Além do atrito entre métodos rivais de racionalização, todos aqueles que se agarram a racionalizações irão eventualmente entrar em conflito e criar um ressentimento contra as pessoas que conseguem viver sem elas: o indivíduo independente, bem sucedido, cuja autoestima está em harmonia com a realidade objetiva. Esse tipo de pessoa é a maior ameaça para as racionalizações, e grupos inimigos de "racionalizadores" frequentemente unirão forças contra ela.

Como as racionalizações têm um valor de sobrevivência, e sem elas muitos acreditam que a vida seria intolerável, as pessoas se agarrarão a essas crenças com a força que se agarrariam à beira de um penhasco. Afinal, é preferível viver com certas áreas de cegueira do que ser condenado a uma vida de humilhação e desesperança. E como esses valores de sobrevivência geralmente são mais fortes que a razão, é quase sempre inútil tentar refutá-los diretamente, através da argumentação lógica.

Quanto mais consciência a pessoa tem de seus processos de racionalização, mais ela é capaz de superá-los, e menos danos ela tende a causar aos outros. Os grandes problemas do mundo são causados por pessoas que não têm consciência de suas racionalizações, e que são psicologicamente incapazes de aceitar suas fragilidades e imperfeições. Essas não se contentarão em manter suas racionalizações apenas dentro de suas mentes. Conforme esse tipo de pessoa interage com o mundo e vive em sociedade, as diferenças entre os fatos da realidade e suas racionalizações se tornam cada vez mais evidentes e difíceis de ignorar; essa dissonância será tão incômoda, que fará com que ela dê um passo fatal: comece a agir para ajustar o mundo às suas distorções, tentar moldar a realidade externa e a das outras pessoas, para que todos vivam sob suas racionalizações, transformando-as em verdades no mundo real. Esta é a semente de todas as tiranias, dos grandes crimes e injustiças cometidos contra a humanidade. A pessoa que resolve implementar suas racionalizações no mundo externo precisará não só destruir os grupos cujas racionalizações são incompatíveis com as suas, como também destruir o homem virtuoso, livre de racionalizações, cuja mera existência é uma ameaça à sua, mesmo que ele não esteja agindo pra lhe causar nenhum dano.
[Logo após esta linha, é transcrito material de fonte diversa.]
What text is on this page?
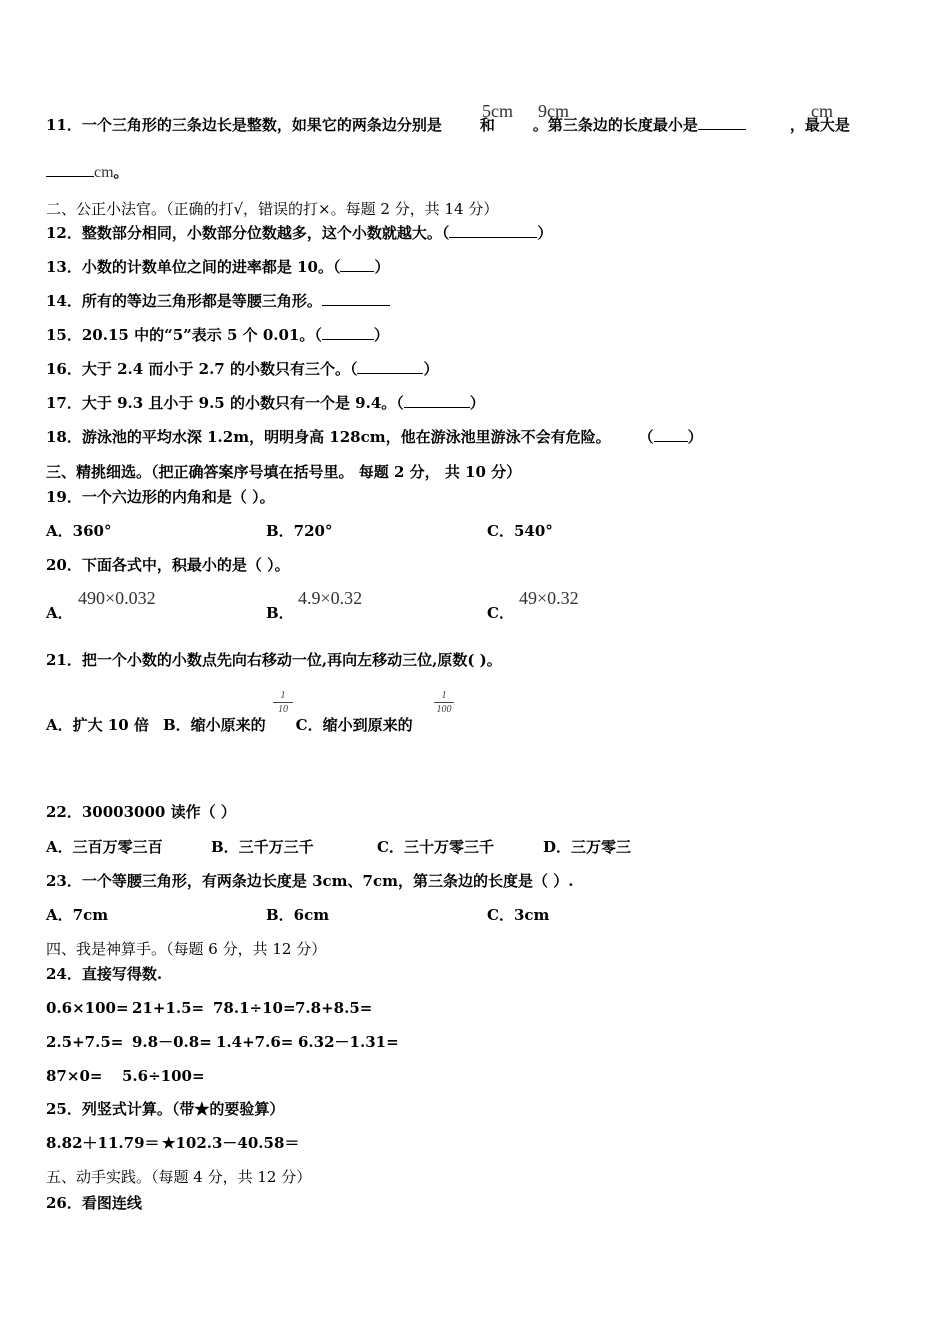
11．一个三角形的三条边长是整数，如果它的两条边分别是	和	。第三条边的长度最小是	，最大是
5cm 9cm	cm
cm。
二、公正小法官。（正确的打√，错误的打×。每题 2 分，共 14 分）
12．整数部分相同，小数部分位数越多，这个小数就越大。（	）
13．小数的计数单位之间的进率都是 10。（ ）
14．所有的等边三角形都是等腰三角形。
15．20.15 中的“5”表示 5 个 0.01。（	）
16．大于 2.4 而小于 2.7 的小数只有三个。（	）
17．大于 9.3 且小于 9.5 的小数只有一个是 9.4。（	）
18．游泳池的平均水深 1.2m，明明身高 128cm，他在游泳池里游泳不会有危险。 （ ）
三、精挑细选。（把正确答案序号填在括号里。 每题 2 分， 共 10 分）
19．一个六边形的内角和是（ ）。
A．360°	B．720°	C．540°
20．下面各式中，积最小的是（ ）。
A．
490×0.032
B．
4.9×0.32
C．
49×0.32
21．把一个小数的小数点先向右移动一位,再向左移动三位,原数( )。
A．扩大 10 倍 B．缩小原来的 C．缩小到原来的
1
10
1
100
22．30003000 读作（ ）
A．三百万零三百	B．三千万三千	C．三十万零三千	D．三万零三
23．一个等腰三角形，有两条边长度是 3cm、7cm，第三条边的长度是（ ）.
A．7cm	B．6cm	C．3cm
四、我是神算手。（每题 6 分，共 12 分）
24．直接写得数.
0.6×100= 21+1.5= 78.1÷10= 7.8+8.5=
2.5+7.5= 9.8－0.8= 1.4+7.6= 6.32－1.31=
87×0= 5.6÷100=
25．列竖式计算。（带★的要验算）
8.82＋11.79＝ ★102.3－40.58＝
五、动手实践。（每题 4 分，共 12 分）
26．看图连线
2 formas de implementar racionalizações em grande escala e distorcer a realidade de forma a atingir a sociedade como um todo são através da Cultura e do Governo.

A cultura (educação, jornalismo, arte, entretenimento, etc.) é uma forma de tornar as ideias dos racionalizadores parte do senso comum; persuadir a população através de novas teorias, conceitos, explicações que criam a "Narrativa Oficial" de uma determinada cultura, que distorce os fatos em seu favor. Mas esta é uma forma limitada de influência, pois não transforma a realidade concreta de forma instantânea, garantida, nem na velocidade que o racionalizador deseja. É aí que entra o governo, que tem o poder de usar força física contra os homens pra implementar ideias, e cuja principal função no mundo atual é a de materializar racionalizações — realizar as fantasias impraticáveis da humanidade.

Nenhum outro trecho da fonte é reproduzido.